On This Day, 30 May 1918

On 30, May 2018 | In On This Day | By Nicola Gauld

Evening Dispatch

Friday 30 May 1918

BIRMINGHAM HOSPITALS.

BIG DEFICITS REPORTED AT ANNUAL MEETING.

Satisfactory indications of the valuable healing work which it ceaselessly carried out in Birmingham specially in the interest of mothers and women sufferers were provided at the joint annual meeting, held to-day, of the Birmingham and Midland Hospital for Women and the Birmingham Maternity Hospital. The annual report of each institution presented a number of interesting statistics.

In that of the hospital for women, it is started that the number of new cases at the outpatient department during the year was 3,250, a decrease on the number treated in 1916. The total number of new and old cases was 15,553, a decrease of 338 on the number last year.

To the in-patient department there were admitted 1,787 patients, an increase of 60 on the number in 1916. Of these, 406 patients were received in the private wards. There was 1,691 operations, as compared with 1394 in 1916.

Miss Shufflebotham acted as house surgeon during the year. Notwithstanding their military duties, the medical staff succeeded in carrying on their work at the hospital as usual, although the large amount of time they have devoted to it was only managed with great difficult. Efforts were made to reduce the chronic cases at the out-patient department, but the demand on the in-patient department was greater than ever.

The balance sheet showed that on the ordinary income and expenditure account there was a deficit of £8,632 4s. 2/1d., which was entirely due to the great increase in the cost of everything.

MATERNITY HOSPITAL.

 The report of the Maternity Hospital showed that there were 662 admissions, as compared with the 651 last year and the 544 in 1915. Forty-two pupil midwives were trained during the year and 10 who attended for lectures only, making a total of 32. Of these 50 passed the C.M.B. examination.
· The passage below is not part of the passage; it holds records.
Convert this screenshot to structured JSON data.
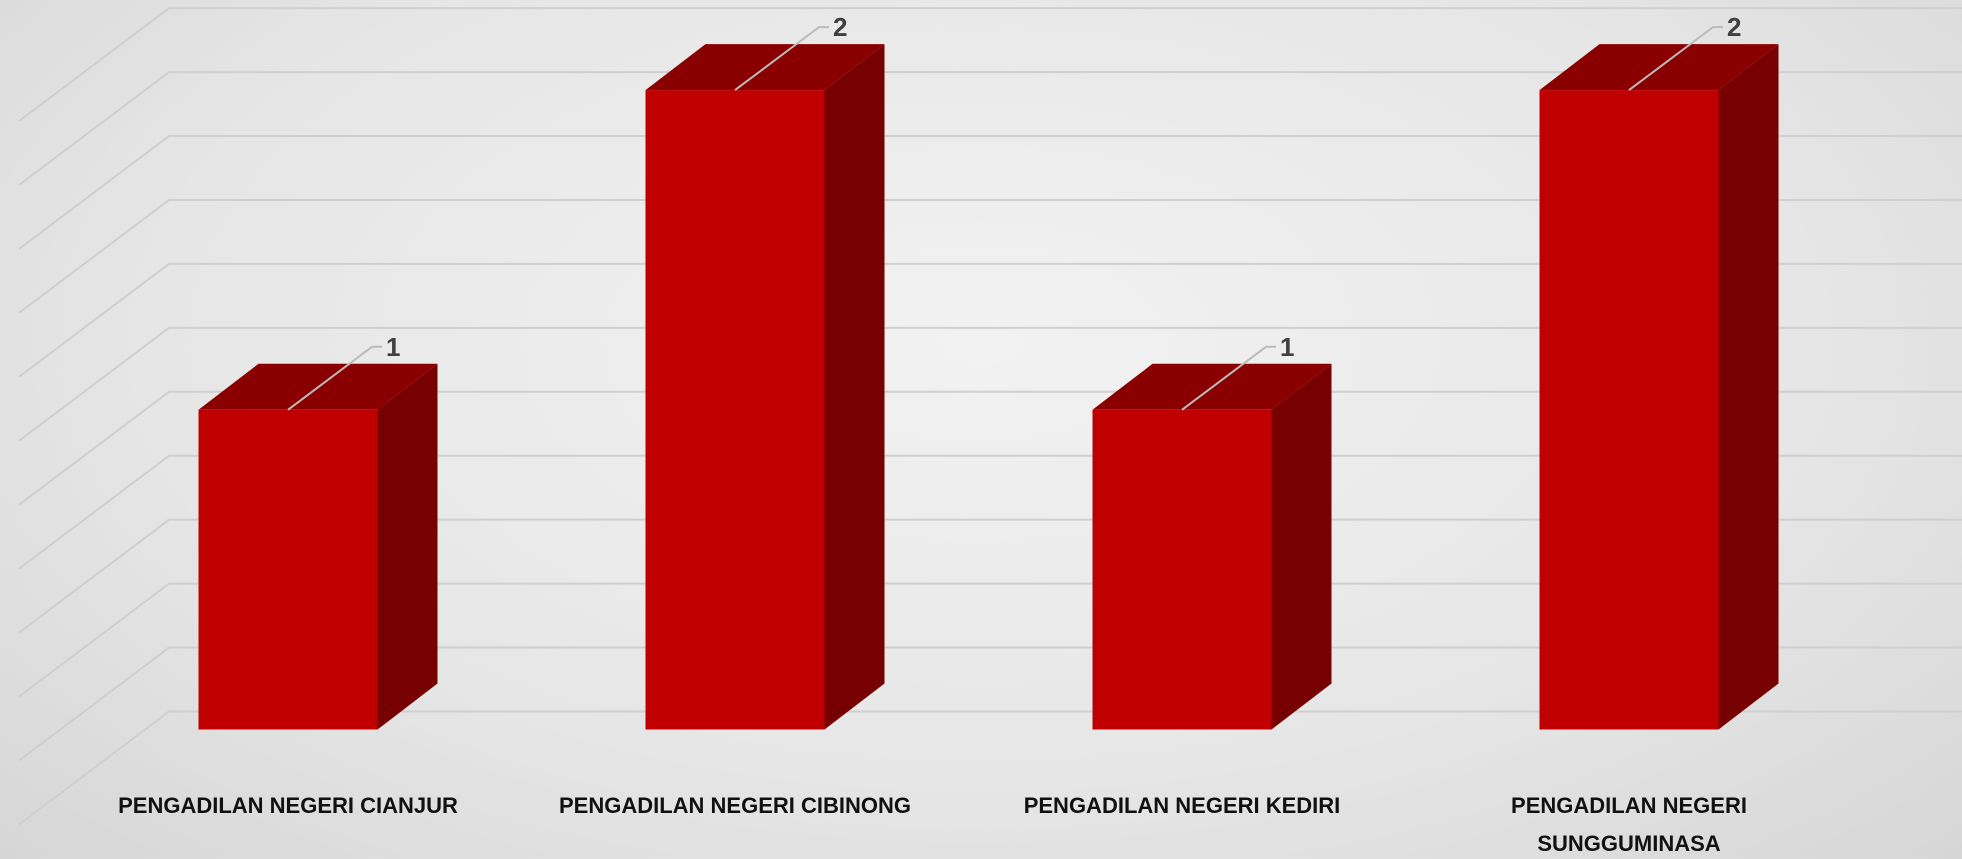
{
  "chart_data": {
    "type": "bar3d",
    "categories": [
      "PENGADILAN NEGERI CIANJUR",
      "PENGADILAN NEGERI CIBINONG",
      "PENGADILAN NEGERI KEDIRI",
      "PENGADILAN NEGERI SUNGGUMINASA"
    ],
    "values": [
      1,
      2,
      1,
      2
    ],
    "color": "#c00000",
    "ylim": [
      0,
      2.2
    ],
    "yticks": [
      0,
      0.2,
      0.4,
      0.6,
      0.8,
      1,
      1.2,
      1.4,
      1.6,
      1.8,
      2,
      2.2
    ],
    "grid": true
  }
}
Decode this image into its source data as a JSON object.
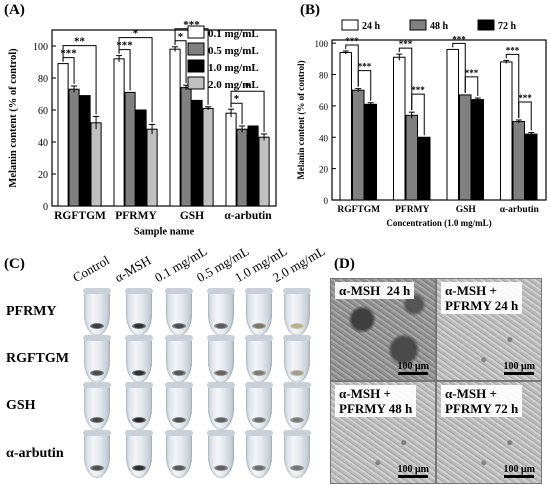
{
  "panels": {
    "a": "(A)",
    "b": "(B)",
    "c": "(C)",
    "d": "(D)"
  },
  "chart_data": [
    {
      "type": "bar",
      "panel": "(A)",
      "categories": [
        "RGFTGM",
        "PFRMY",
        "GSH",
        "α-arbutin"
      ],
      "series": [
        {
          "name": "0.1 mg/mL",
          "color": "#ffffff",
          "values": [
            89,
            92,
            98,
            58
          ],
          "errors": [
            0,
            2,
            1.5,
            2.5
          ]
        },
        {
          "name": "0.5 mg/mL",
          "color": "#808080",
          "values": [
            73,
            71,
            74,
            48
          ],
          "errors": [
            2,
            0,
            1.5,
            2
          ]
        },
        {
          "name": "1.0 mg/mL",
          "color": "#000000",
          "values": [
            69,
            60,
            66,
            50
          ],
          "errors": [
            0,
            0,
            0,
            0
          ]
        },
        {
          "name": "2.0 mg/mL",
          "color": "#c0c0c0",
          "values": [
            52,
            48,
            61,
            43
          ],
          "errors": [
            4,
            3,
            1,
            2
          ]
        }
      ],
      "significance": [
        "***",
        "**",
        "***",
        "*",
        "*",
        "***",
        "*",
        "*",
        "*",
        "*"
      ],
      "xlabel": "Sample name",
      "ylabel": "Melanin content (% of control)",
      "ylim": [
        0,
        110
      ],
      "yticks": [
        "0",
        "20",
        "40",
        "60",
        "80",
        "100"
      ],
      "legend": "top-right"
    },
    {
      "type": "bar",
      "panel": "(B)",
      "categories": [
        "RGFTGM",
        "PFRMY",
        "GSH",
        "α-arbutin"
      ],
      "series": [
        {
          "name": "24 h",
          "color": "#ffffff",
          "values": [
            94,
            91,
            96,
            88
          ],
          "errors": [
            1,
            2,
            0,
            1
          ]
        },
        {
          "name": "48 h",
          "color": "#808080",
          "values": [
            70,
            54,
            67,
            50
          ],
          "errors": [
            1,
            2,
            0,
            1
          ]
        },
        {
          "name": "72 h",
          "color": "#000000",
          "values": [
            61,
            40,
            64,
            42
          ],
          "errors": [
            1,
            0,
            1,
            1
          ]
        }
      ],
      "significance": [
        "***",
        "***",
        "***",
        "***",
        "***",
        "***",
        "***",
        "***"
      ],
      "xlabel": "Concentration (1.0 mg/mL)",
      "ylabel": "Melanin content (% of control)",
      "ylim": [
        0,
        102
      ],
      "yticks": [
        "0",
        "20",
        "40",
        "60",
        "80",
        "100"
      ],
      "legend": "top"
    }
  ],
  "tubes": {
    "columns": [
      "Control",
      "α-MSH",
      "0.1 mg/mL",
      "0.5 mg/mL",
      "1.0 mg/mL",
      "2.0 mg/mL"
    ],
    "rows": [
      {
        "name": "PFRMY",
        "pellets": [
          "#3d3d3d",
          "#2e2e2e",
          "#4b4b4b",
          "#595959",
          "#7d7564",
          "#b9ae8a"
        ]
      },
      {
        "name": "RGFTGM",
        "pellets": [
          "#4a4a4a",
          "#2f2f2f",
          "#555555",
          "#66625b",
          "#807a6e",
          "#a49c8a"
        ]
      },
      {
        "name": "GSH",
        "pellets": [
          "#474747",
          "#262626",
          "#4f4f4f",
          "#606060",
          "#6d6d6d",
          "#7a7a7a"
        ]
      },
      {
        "name": "α-arbutin",
        "pellets": [
          "#505050",
          "#2b2b2b",
          "#565656",
          "#616161",
          "#6b6b6b",
          "#757575"
        ]
      }
    ]
  },
  "micrographs": [
    {
      "label": "α-MSH  24 h",
      "scale": "100 μm",
      "dark": true
    },
    {
      "label": "α-MSH +\nPFRMY 24 h",
      "scale": "100 μm",
      "dark": false
    },
    {
      "label": "α-MSH +\nPFRMY 48 h",
      "scale": "100 μm",
      "dark": false
    },
    {
      "label": "α-MSH +\nPFRMY 72 h",
      "scale": "100 μm",
      "dark": false
    }
  ]
}
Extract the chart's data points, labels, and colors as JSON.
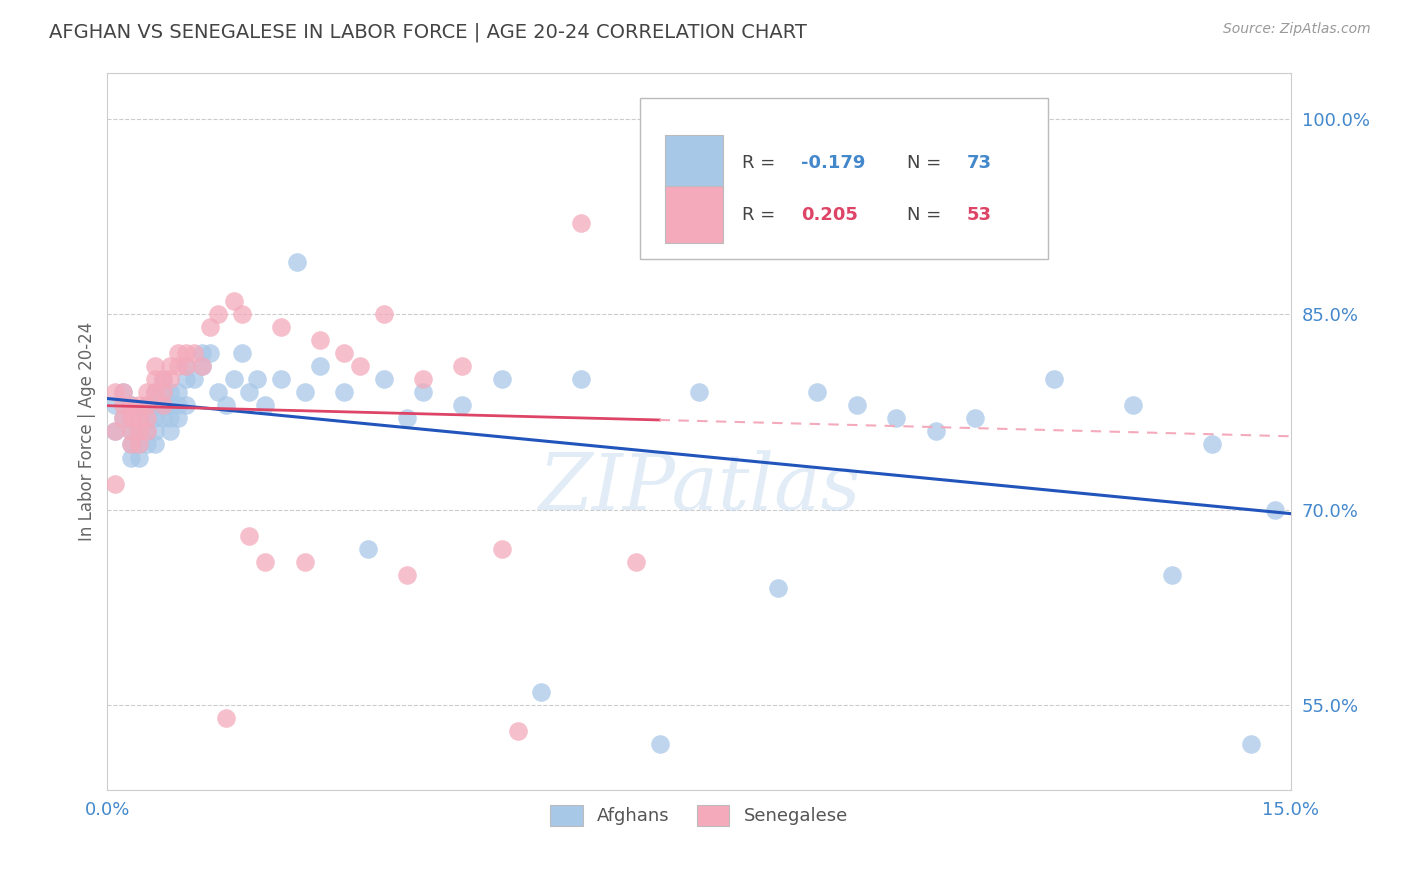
{
  "title": "AFGHAN VS SENEGALESE IN LABOR FORCE | AGE 20-24 CORRELATION CHART",
  "source": "Source: ZipAtlas.com",
  "ylabel": "In Labor Force | Age 20-24",
  "xlim": [
    0.0,
    0.15
  ],
  "ylim": [
    0.485,
    1.035
  ],
  "blue_color": "#A8C8E8",
  "pink_color": "#F4AABB",
  "trend_blue_color": "#2255BB",
  "trend_pink_solid_color": "#DD4466",
  "trend_pink_dash_color": "#F4AABB",
  "watermark": "ZIPatlas",
  "background_color": "#ffffff",
  "title_color": "#444444",
  "source_color": "#999999",
  "grid_color": "#cccccc",
  "tick_label_color": "#4488cc",
  "afghans_x": [
    0.001,
    0.001,
    0.002,
    0.002,
    0.003,
    0.003,
    0.003,
    0.003,
    0.004,
    0.004,
    0.004,
    0.004,
    0.005,
    0.005,
    0.005,
    0.005,
    0.006,
    0.006,
    0.006,
    0.006,
    0.006,
    0.007,
    0.007,
    0.007,
    0.007,
    0.008,
    0.008,
    0.008,
    0.008,
    0.009,
    0.009,
    0.009,
    0.01,
    0.01,
    0.01,
    0.011,
    0.012,
    0.012,
    0.013,
    0.014,
    0.015,
    0.016,
    0.017,
    0.018,
    0.019,
    0.02,
    0.022,
    0.024,
    0.025,
    0.027,
    0.03,
    0.033,
    0.035,
    0.038,
    0.04,
    0.045,
    0.05,
    0.055,
    0.06,
    0.07,
    0.075,
    0.085,
    0.09,
    0.095,
    0.1,
    0.105,
    0.11,
    0.12,
    0.13,
    0.135,
    0.14,
    0.145,
    0.148
  ],
  "afghans_y": [
    0.78,
    0.76,
    0.79,
    0.77,
    0.78,
    0.76,
    0.75,
    0.74,
    0.77,
    0.76,
    0.75,
    0.74,
    0.78,
    0.77,
    0.76,
    0.75,
    0.79,
    0.78,
    0.77,
    0.76,
    0.75,
    0.8,
    0.79,
    0.78,
    0.77,
    0.79,
    0.78,
    0.77,
    0.76,
    0.79,
    0.78,
    0.77,
    0.81,
    0.8,
    0.78,
    0.8,
    0.82,
    0.81,
    0.82,
    0.79,
    0.78,
    0.8,
    0.82,
    0.79,
    0.8,
    0.78,
    0.8,
    0.89,
    0.79,
    0.81,
    0.79,
    0.67,
    0.8,
    0.77,
    0.79,
    0.78,
    0.8,
    0.56,
    0.8,
    0.52,
    0.79,
    0.64,
    0.79,
    0.78,
    0.77,
    0.76,
    0.77,
    0.8,
    0.78,
    0.65,
    0.75,
    0.52,
    0.7
  ],
  "senegalese_x": [
    0.001,
    0.001,
    0.001,
    0.002,
    0.002,
    0.002,
    0.003,
    0.003,
    0.003,
    0.003,
    0.004,
    0.004,
    0.004,
    0.004,
    0.005,
    0.005,
    0.005,
    0.005,
    0.006,
    0.006,
    0.006,
    0.007,
    0.007,
    0.007,
    0.008,
    0.008,
    0.009,
    0.009,
    0.01,
    0.01,
    0.011,
    0.012,
    0.013,
    0.014,
    0.015,
    0.016,
    0.017,
    0.018,
    0.02,
    0.022,
    0.025,
    0.027,
    0.03,
    0.032,
    0.035,
    0.038,
    0.04,
    0.045,
    0.05,
    0.052,
    0.06,
    0.067,
    0.07
  ],
  "senegalese_y": [
    0.79,
    0.76,
    0.72,
    0.79,
    0.78,
    0.77,
    0.78,
    0.77,
    0.76,
    0.75,
    0.78,
    0.77,
    0.76,
    0.75,
    0.79,
    0.78,
    0.77,
    0.76,
    0.81,
    0.8,
    0.79,
    0.8,
    0.79,
    0.78,
    0.81,
    0.8,
    0.82,
    0.81,
    0.82,
    0.81,
    0.82,
    0.81,
    0.84,
    0.85,
    0.54,
    0.86,
    0.85,
    0.68,
    0.66,
    0.84,
    0.66,
    0.83,
    0.82,
    0.81,
    0.85,
    0.65,
    0.8,
    0.81,
    0.67,
    0.53,
    0.92,
    0.66,
    0.96
  ],
  "ytick_vals": [
    0.55,
    0.7,
    0.85,
    1.0
  ],
  "ytick_labels": [
    "55.0%",
    "70.0%",
    "85.0%",
    "100.0%"
  ],
  "xtick_vals": [
    0.0,
    0.15
  ],
  "xtick_labels": [
    "0.0%",
    "15.0%"
  ]
}
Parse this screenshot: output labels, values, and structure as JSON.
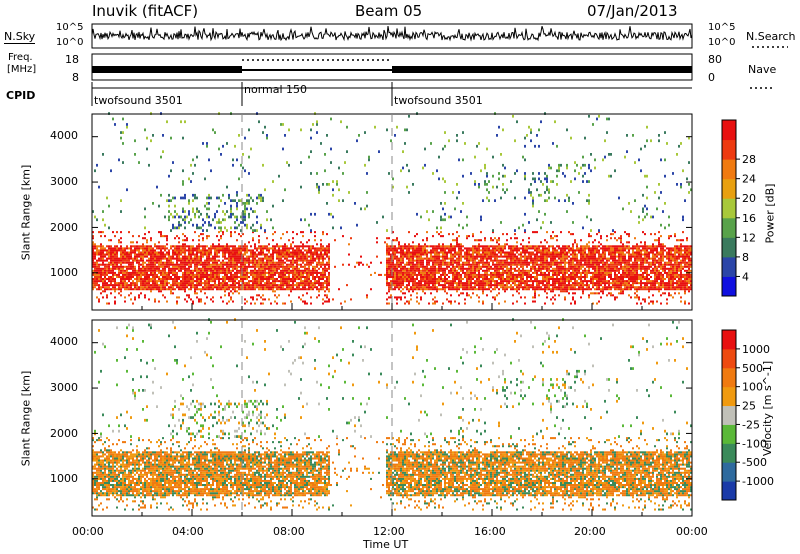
{
  "header": {
    "station": "Inuvik (fitACF)",
    "beam": "Beam 05",
    "date": "07/Jan/2013"
  },
  "noise_panel": {
    "left_label": "N.Sky",
    "right_label": "N.Search",
    "left_ticks": [
      "10^5",
      "10^0"
    ],
    "right_ticks": [
      "10^5",
      "10^0"
    ]
  },
  "freq_panel": {
    "left_label_line1": "Freq.",
    "left_label_line2": "[MHz]",
    "right_label": "Nave",
    "left_ticks": [
      "18",
      "8"
    ],
    "right_ticks": [
      "80",
      "0"
    ]
  },
  "cpid_panel": {
    "label": "CPID",
    "segments": [
      {
        "name": "twofsound 3501",
        "start": 0,
        "end": 6
      },
      {
        "name": "normal 150",
        "start": 6,
        "end": 12
      },
      {
        "name": "twofsound 3501",
        "start": 12,
        "end": 24
      }
    ]
  },
  "x_axis": {
    "label": "Time UT",
    "ticks": [
      "00:00",
      "04:00",
      "08:00",
      "12:00",
      "16:00",
      "20:00",
      "00:00"
    ]
  },
  "chart_data": [
    {
      "type": "heatmap",
      "ylabel": "Slant Range [km]",
      "ylim": [
        180,
        4500
      ],
      "yticks": [
        1000,
        2000,
        3000,
        4000
      ],
      "xlim": [
        0,
        24
      ],
      "colorbar": {
        "label": "Power [dB]",
        "ticks": [
          "4",
          "8",
          "12",
          "16",
          "20",
          "24",
          "28"
        ],
        "colors": [
          "#1010e0",
          "#2b45a8",
          "#3a7a5e",
          "#58a24a",
          "#a8c83a",
          "#e8a010",
          "#f07a10",
          "#ee3a10",
          "#e81010"
        ]
      },
      "main_band_km": [
        600,
        1600
      ],
      "mode_boundaries": [
        6,
        12
      ]
    },
    {
      "type": "heatmap",
      "ylabel": "Slant Range [km]",
      "ylim": [
        180,
        4500
      ],
      "yticks": [
        1000,
        2000,
        3000,
        4000
      ],
      "xlim": [
        0,
        24
      ],
      "colorbar": {
        "label": "Velocity [m s^-1]",
        "ticks": [
          "1000",
          "500",
          "100",
          "25",
          "-25",
          "-100",
          "-500",
          "-1000"
        ],
        "colors": [
          "#1a3aa8",
          "#2e6a9e",
          "#3a8a5a",
          "#5ab838",
          "#c0c0b8",
          "#f09a10",
          "#f07a10",
          "#ee4a10",
          "#e81010"
        ]
      },
      "main_band_km": [
        600,
        1600
      ],
      "mode_boundaries": [
        6,
        12
      ]
    }
  ]
}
Seven women medical students and 11 men medical students applied for training and were accepted.

During the year the members of the Infant Health Committee have visited 140 new babies in their homes, and 103 who were on the books at the end of last year. In the in-patient department there were nine cases of twins.

Mrs. Feeney (the president), in moving the adoption of the two reports, said that they had had 60 new patients in the Women’s Hospital, and that this had involved an increase of operations. The fact that the death-rate was 1.3 per cent, represented the hospital’s greatest triumph.

Mr. J. Boultbee Brooks, who seconded, said that at the end of the year they had a deficit on the Women’s Hospital of £8,600, and on the Maternity Hospital of £6,087, both of which were higher than they were 12 months ago. The reports were adopted, and Mrs. Feeney was re-elected president.